とその瞬間、背後でばさりと音が鳴る。首だけで振り返り様子を見ると、キャリーケースにアタックを仕掛けた猿がいた。
「こらぁ!! こん……くそ!!」
叫びながら、杖を猿にぶち当てる。ただ、向こうもこちらの動きを読んでいたので飛び退りながらの一撃。またも仕切り直しかという瞬間、バジッという音と共に、一瞬猿の全身が強張り、力なく崩れ落ちる。
「何度も繰り返すか!!」
今回はスタン範囲に当たるのを見越して、帯電させていた。
「まだ来るか!!」
出せる限りの大声で威嚇し、今倒れた猿をはさみで摘まみ、猿達の目の前でばづりっと切る。ひゅーっと言う笛に似た音と共に前方に上がる血飛沫。ぶんぶんと振り回して再度威嚇に声を上げると、猿たちが徐々に下がって消えていく。
威嚇の勝率は五分五分だった。血に酔って襲ってくる可能性もあったが、圧倒的強者と示した方が道が拓ける。そう思っての行動だったが何とか対処出来た。

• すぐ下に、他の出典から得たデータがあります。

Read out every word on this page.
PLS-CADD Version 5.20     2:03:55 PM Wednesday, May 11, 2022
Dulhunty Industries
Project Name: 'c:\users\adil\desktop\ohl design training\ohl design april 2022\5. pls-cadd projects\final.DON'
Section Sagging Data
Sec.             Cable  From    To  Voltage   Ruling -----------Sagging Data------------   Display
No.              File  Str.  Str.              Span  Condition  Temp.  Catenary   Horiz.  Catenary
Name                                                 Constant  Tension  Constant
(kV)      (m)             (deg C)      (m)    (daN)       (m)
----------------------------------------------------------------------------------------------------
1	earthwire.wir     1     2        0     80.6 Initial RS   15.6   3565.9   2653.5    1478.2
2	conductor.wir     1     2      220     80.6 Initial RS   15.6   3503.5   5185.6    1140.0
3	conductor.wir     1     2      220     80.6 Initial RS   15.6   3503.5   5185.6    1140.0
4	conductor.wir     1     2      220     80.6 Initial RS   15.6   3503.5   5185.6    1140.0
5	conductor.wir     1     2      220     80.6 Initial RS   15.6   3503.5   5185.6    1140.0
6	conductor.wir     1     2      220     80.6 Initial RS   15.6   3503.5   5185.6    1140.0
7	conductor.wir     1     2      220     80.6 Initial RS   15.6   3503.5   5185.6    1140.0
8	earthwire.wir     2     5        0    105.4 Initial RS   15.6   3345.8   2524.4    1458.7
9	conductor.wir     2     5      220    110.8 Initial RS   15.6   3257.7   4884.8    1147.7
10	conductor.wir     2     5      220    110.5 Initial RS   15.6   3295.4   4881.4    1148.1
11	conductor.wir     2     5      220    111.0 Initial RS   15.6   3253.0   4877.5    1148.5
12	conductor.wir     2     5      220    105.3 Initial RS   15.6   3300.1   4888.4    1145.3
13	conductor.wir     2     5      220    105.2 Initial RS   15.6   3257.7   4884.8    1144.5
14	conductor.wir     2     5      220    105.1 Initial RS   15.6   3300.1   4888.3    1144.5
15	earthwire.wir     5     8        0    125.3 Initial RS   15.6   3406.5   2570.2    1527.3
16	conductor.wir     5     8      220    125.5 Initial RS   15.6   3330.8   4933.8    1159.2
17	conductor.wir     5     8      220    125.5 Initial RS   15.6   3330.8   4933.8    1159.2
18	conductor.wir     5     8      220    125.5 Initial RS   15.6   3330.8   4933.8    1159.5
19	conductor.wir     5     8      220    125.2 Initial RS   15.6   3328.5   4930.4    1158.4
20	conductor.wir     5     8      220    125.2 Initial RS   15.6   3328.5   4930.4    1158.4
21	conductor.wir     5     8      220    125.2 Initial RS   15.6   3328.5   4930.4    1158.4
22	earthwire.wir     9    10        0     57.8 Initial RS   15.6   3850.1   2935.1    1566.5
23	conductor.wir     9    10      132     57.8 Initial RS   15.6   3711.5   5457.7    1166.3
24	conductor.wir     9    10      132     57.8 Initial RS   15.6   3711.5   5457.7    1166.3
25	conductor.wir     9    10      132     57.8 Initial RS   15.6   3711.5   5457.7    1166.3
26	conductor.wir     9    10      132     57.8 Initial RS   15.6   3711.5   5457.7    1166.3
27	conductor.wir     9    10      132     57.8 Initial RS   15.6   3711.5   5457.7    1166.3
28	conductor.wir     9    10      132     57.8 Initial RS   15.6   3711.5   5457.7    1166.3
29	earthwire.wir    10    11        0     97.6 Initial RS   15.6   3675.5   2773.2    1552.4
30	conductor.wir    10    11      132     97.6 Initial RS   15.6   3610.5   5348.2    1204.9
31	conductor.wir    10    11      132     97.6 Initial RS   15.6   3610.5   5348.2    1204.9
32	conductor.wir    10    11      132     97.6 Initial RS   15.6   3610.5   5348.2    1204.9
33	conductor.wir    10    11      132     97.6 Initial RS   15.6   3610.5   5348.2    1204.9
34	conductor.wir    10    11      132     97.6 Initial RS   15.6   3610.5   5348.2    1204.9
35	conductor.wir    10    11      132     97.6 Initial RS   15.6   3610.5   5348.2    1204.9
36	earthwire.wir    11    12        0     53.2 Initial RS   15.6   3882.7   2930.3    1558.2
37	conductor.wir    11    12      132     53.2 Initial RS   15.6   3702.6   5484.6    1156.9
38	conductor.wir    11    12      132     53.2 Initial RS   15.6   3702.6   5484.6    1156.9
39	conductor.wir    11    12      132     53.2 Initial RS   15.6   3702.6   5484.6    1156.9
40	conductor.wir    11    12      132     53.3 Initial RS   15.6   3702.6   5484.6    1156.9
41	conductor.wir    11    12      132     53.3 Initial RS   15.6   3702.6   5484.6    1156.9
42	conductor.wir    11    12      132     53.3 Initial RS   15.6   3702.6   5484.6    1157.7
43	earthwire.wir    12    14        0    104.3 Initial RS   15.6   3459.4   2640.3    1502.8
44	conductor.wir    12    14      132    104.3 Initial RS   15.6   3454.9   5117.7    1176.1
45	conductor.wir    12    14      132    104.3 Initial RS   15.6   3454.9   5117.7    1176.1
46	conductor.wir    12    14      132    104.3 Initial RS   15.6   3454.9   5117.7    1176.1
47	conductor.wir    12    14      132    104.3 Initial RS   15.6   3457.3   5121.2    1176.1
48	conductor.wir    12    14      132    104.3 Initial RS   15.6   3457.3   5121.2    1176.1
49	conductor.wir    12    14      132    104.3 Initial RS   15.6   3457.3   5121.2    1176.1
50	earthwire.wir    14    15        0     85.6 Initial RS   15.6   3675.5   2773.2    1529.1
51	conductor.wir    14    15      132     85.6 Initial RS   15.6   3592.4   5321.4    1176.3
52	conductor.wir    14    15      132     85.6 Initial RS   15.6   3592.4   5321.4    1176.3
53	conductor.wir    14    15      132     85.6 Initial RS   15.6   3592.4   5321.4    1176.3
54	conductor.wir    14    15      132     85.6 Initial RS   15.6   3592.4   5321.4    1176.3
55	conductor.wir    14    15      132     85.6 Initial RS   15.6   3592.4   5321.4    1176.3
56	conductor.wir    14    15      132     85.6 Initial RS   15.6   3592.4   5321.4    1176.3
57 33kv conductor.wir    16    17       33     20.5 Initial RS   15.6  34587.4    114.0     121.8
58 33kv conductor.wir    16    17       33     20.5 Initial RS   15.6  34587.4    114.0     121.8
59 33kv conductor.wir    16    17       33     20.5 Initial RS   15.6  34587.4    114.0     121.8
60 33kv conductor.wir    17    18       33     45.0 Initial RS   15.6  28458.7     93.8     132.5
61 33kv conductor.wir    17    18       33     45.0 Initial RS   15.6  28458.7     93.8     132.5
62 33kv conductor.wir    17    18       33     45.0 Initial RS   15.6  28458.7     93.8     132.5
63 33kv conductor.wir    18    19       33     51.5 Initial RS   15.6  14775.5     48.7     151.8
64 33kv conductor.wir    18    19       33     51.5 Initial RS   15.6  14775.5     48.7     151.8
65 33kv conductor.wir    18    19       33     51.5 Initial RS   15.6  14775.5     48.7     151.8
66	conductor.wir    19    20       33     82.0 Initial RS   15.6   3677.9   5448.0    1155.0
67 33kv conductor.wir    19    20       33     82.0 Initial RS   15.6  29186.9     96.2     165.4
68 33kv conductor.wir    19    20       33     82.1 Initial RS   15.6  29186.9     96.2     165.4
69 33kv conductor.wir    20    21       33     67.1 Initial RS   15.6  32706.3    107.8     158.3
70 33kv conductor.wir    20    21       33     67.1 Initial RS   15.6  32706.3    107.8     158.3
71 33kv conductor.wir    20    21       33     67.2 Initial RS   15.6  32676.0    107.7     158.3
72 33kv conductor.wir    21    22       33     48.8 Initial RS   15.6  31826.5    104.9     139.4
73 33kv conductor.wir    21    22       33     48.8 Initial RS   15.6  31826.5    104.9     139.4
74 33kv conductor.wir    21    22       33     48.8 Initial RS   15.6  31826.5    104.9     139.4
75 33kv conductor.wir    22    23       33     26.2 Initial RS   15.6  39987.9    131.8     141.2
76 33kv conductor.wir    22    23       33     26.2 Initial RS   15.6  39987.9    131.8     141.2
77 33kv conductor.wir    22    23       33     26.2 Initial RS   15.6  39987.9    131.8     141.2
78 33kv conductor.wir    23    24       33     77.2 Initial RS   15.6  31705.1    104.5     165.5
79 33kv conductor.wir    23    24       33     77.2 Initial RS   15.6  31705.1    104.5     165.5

もしかしたら、果敢に攻めてきたこの猿がリーダーだったのかもしれない。
ほぅっと深い安堵の溜息を吐き、キャリーケースを開ける。
「ほぉぉ……。良かったぁ……」
中空式にぶら下げていたお蔭か、レビの実は無事だったようだ。
あぁ、そうそうと首元が切れ、頭がぶらんぶらんしている猿の胸をベルにもらったナイフで開く。
「うは……。構造は猿と一緒か……」
思わず呟きながら、心臓を切り裂く。
残っていた血がピュピュっと飛沫を上げるが、気にせずナイフで掻きまわすとこつりと刃先に当たる。指を差し入れると、小さな結石が当たる。
にゅちゅりと引き抜くと、それは木漏れ日を浴びて虹色に輝く。
この世界、動物に分類される生き物にはこの石が心臓部に存在する。これは生き物ごとに指紋のような模様が入っており、種族と個人が特定出来る。
行政庁舎に持ち込めば、狩った証にもなるし、この石そのものも売買可能だ。
どうも魔法絡みらしいのだが、詳しくはベルも知らないらしい。
魔法で動く機械とかもあるそうなので、それの動力源にでもなっているのじゃないかなと個人的には睨んでいる。魔法は謎過ぎる。
水筒の水で手とはさみを洗い流し、緊張と運動で粘ついた口の中を濯ぐ。
「はぁ……。採取一つでも一苦労だな……」
苦笑ともつかない思いで、唇の端を上げながら、再度ころころとキャリーケースを移動させる。
願わくば、これ以上の騒動無く、無事に帰れますように。まだ会った事の無い神様に願いを祈りながら、町へ向かった。